The companies investing in elevated workplace dining right now aren't doing it because they ran the numbers on cafeteria utilization. They're doing it because they understand something fundamental: the workday shapes people. How someone feels at 10am affects how they think at 2pm. What they eat matters. Whether they feel seen in the place where they spend most of their waking hours matters enormously.

That's the premise at the heart of what we do at LifeWorks. Every program we build is designed from the ground up around a specific culture, a specific community, a specific set of people. Not templated. Not scaled down from something generic. Built with intention, for this client, for these employees, for this moment in how work is evolving.

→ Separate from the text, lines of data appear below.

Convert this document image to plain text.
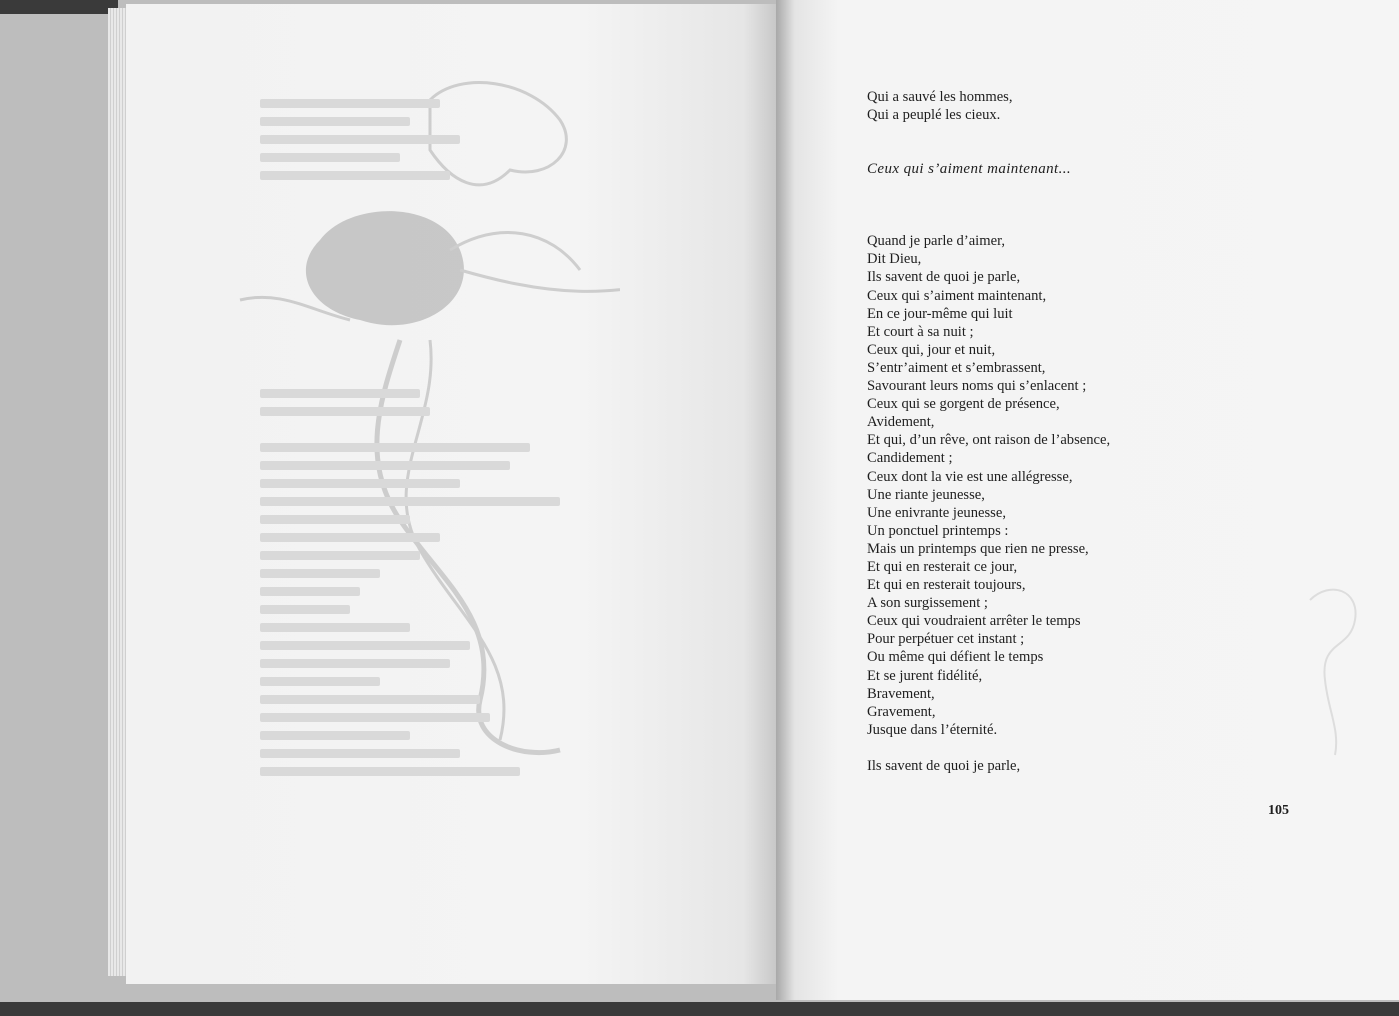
Qui a sauvé les hommes,
Qui a peuplé les cieux.
Ceux qui s’aiment maintenant...
Quand je parle d’aimer,
Dit Dieu,
Ils savent de quoi je parle,
Ceux qui s’aiment maintenant,
En ce jour-même qui luit
Et court à sa nuit ;
Ceux qui, jour et nuit,
S’entr’aiment et s’embrassent,
Savourant leurs noms qui s’enlacent ;
Ceux qui se gorgent de présence,
Avidement,
Et qui, d’un rêve, ont raison de l’absence,
Candidement ;
Ceux dont la vie est une allégresse,
Une riante jeunesse,
Une enivrante jeunesse,
Un ponctuel printemps :
Mais un printemps que rien ne presse,
Et qui en resterait ce jour,
Et qui en resterait toujours,
A son surgissement ;
Ceux qui voudraient arrêter le temps
Pour perpétuer cet instant ;
Ou même qui défient le temps
Et se jurent fidélité,
Bravement,
Gravement,
Jusque dans l’éternité.
Ils savent de quoi je parle,
105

That kind of program can't be replicated by a competitor who has better technology. It can only be delivered by people who genuinely care about getting it right and by an organization that has built its entire model around finding and fostering exactly those people.

The question worth asking

As workplace hospitality continues to evolve and as AI continues to reshape what's operationally possible, the organizations that win will be the ones who ask the right question. Not "what can we automate?" but "what can we make irreplaceable?"

My parents were wrong about restaurants. The work isn't a cautionary tale. It's a calling. And the future of that work belongs to the people who treat it that way.

 

About Morgan Plant

Morgan Plant is Regional Vice President at LifeWorks Restaurant Group, where she oversees the West Region. She has spent her career leading high performing teams in hospitality operations across hotels, dining, and workplace experience.